What is already known on this topic
Depression is currently the leading cause of disability worldwide according to the World Health Organization, with ensuing high rates of antidepressant treatment
Maternal use of antidepressants during pregnancy has been extensively investigated, and although some research suggests antidepressant treatment might adversely affect sperm, paternal treatment at conception has received little attention
What this study adds
Paternal intake of antidepressants around the time of conception might not increase the risk of four major adverse outcomes in offspring: preterm birth, malformation, autism, or intellectual disability
This information can assist public health work, help patients and doctors decide on whether to use antidepressants when planning a pregnancy, and help alleviate concerns of fathers who will plan to take antidepressants during conception
Footnotes
Contributors: SS initiated the collaborative project. AV, AR, and SS collected, assembled, and quality controlled the data. SS and AR are the guarantors. AV, MA, SZL, and SS conceived and designed the study and wrote the statistical analysis plan before the start of data analysis. AV developed the statistical analysis programs and analysed the data. AV and SS drafted the first version of the report. All authors analysed and interpreted the data. All authors contributed to the content and critical revision of the report and agreed to submit the report for publication. The corresponding author attests that all listed authors meet authorship criteria and that no others meeting the criteria have been omitted.
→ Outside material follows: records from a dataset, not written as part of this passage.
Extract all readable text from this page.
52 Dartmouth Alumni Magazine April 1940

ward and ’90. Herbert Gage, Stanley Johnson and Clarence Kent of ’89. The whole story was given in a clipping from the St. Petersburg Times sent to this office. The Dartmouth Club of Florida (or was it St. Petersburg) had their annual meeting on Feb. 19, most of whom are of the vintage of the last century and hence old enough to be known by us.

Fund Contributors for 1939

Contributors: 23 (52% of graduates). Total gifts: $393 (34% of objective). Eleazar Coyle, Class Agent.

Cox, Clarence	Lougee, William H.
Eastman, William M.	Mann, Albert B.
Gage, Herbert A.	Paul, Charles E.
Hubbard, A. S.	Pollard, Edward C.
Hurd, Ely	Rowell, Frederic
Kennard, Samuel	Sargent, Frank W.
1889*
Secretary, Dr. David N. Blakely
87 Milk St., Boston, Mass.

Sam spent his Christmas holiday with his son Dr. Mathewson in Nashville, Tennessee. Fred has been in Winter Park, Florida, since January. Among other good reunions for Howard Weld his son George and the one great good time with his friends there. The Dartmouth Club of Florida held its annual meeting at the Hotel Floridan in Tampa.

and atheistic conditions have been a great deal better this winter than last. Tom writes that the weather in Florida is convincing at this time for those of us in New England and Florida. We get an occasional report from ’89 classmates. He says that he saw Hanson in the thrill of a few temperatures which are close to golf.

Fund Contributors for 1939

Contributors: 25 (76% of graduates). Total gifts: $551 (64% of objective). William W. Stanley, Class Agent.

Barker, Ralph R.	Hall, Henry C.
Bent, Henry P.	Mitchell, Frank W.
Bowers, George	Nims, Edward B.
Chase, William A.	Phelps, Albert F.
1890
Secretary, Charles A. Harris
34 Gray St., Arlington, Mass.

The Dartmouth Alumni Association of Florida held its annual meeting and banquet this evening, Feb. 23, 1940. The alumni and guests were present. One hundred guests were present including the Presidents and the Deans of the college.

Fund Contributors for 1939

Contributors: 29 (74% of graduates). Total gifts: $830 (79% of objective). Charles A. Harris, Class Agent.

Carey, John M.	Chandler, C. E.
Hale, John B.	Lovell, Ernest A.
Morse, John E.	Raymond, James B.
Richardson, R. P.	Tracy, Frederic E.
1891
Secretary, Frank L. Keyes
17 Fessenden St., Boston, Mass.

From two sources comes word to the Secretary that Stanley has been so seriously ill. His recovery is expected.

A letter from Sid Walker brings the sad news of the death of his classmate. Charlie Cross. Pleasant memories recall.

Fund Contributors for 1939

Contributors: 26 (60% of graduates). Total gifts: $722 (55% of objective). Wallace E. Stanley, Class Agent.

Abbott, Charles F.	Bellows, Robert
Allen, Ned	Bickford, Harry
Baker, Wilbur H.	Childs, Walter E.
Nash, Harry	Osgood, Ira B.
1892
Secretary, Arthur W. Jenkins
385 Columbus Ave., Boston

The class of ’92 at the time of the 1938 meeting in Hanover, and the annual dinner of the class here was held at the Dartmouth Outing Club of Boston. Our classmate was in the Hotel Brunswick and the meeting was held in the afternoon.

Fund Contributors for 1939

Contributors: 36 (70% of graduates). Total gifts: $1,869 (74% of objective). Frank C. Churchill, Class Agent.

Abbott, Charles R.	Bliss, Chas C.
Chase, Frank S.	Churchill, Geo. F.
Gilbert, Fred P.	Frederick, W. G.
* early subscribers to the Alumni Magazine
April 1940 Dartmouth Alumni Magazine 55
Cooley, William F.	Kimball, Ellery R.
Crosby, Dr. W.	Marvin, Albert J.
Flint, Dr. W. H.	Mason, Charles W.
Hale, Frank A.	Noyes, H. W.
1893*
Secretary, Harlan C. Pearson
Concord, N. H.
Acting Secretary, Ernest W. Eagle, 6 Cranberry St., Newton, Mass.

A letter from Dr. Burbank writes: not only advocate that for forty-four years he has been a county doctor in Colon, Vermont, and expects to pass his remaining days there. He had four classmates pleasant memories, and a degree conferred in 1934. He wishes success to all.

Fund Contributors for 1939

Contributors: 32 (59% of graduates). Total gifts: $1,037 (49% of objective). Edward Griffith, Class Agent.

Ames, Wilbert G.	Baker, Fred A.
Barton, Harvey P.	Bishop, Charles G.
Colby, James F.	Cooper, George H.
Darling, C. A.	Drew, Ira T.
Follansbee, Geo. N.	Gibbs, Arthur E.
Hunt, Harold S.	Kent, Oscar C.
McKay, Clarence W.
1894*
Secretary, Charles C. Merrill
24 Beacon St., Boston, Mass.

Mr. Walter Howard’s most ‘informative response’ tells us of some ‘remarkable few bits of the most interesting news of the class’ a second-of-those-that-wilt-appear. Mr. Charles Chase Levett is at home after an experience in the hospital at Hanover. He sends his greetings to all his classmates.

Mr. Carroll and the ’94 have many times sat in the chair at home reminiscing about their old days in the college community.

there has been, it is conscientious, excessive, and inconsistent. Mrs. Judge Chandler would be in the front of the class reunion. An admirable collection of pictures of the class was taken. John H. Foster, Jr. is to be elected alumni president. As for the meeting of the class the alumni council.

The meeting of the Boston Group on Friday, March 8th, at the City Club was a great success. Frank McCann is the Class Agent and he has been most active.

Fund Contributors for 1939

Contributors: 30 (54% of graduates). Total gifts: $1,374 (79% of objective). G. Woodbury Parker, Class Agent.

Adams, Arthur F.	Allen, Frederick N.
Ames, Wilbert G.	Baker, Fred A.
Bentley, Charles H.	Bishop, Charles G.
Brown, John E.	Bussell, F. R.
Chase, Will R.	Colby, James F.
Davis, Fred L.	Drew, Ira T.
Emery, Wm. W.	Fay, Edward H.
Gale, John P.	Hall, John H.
Funding: This study was supported by grants from the National Institutes of Health; grant HD073978 from the Eunice Kennedy Shriver National Institute of Child Health and Human Development, National Institute of Environmental Health Sciences, and National Institute of Neurological Disorders and Stroke; grant MH097849 from the National Institute of Mental Health; the Beatrice and Samuel A Seaver Foundation (SS is a Seaver Faculty Scholar); the Fredrik and Ingrid Thuring Foundation (AV); and the Swedish Society of Medicine (AV). No funder had any role in the study design; data collection, analysis, or interpretation; in the writing of the report; or in the decision to submit the article for publication. The views expressed are those of the authors and not necessarily those of the funders, or the organisations they represent.
Competing interests: All authors have completed the ICMJE uniform disclosure form at www.icmje.org/coi_disclosure.pdf and declare: support from the National Institutes of Health, Beatrice and Samuel A Seaver Foundation, Fredrik and Ingrid Thuring Foundation, and Swedish Society of Medicine for the submitted work; no financial relationships with any organisations that might have an interest in the submitted work in the previous three years; no other relationships or activities that could appear to have influenced the submitted work.
Ethical approval: The study was approved by the regional ethics committee in Stockholm, Sweden (2012/1548/31-1). No individual level consent was required, and all data used were anonymised.
Data sharing: No additional data available.
The lead author affirms that the manuscript is an honest, accurate, and transparent account of the study being reported; that no important aspects of the study have been omitted; and that any discrepancies from the study as planned (and, if relevant, registered) have been explained.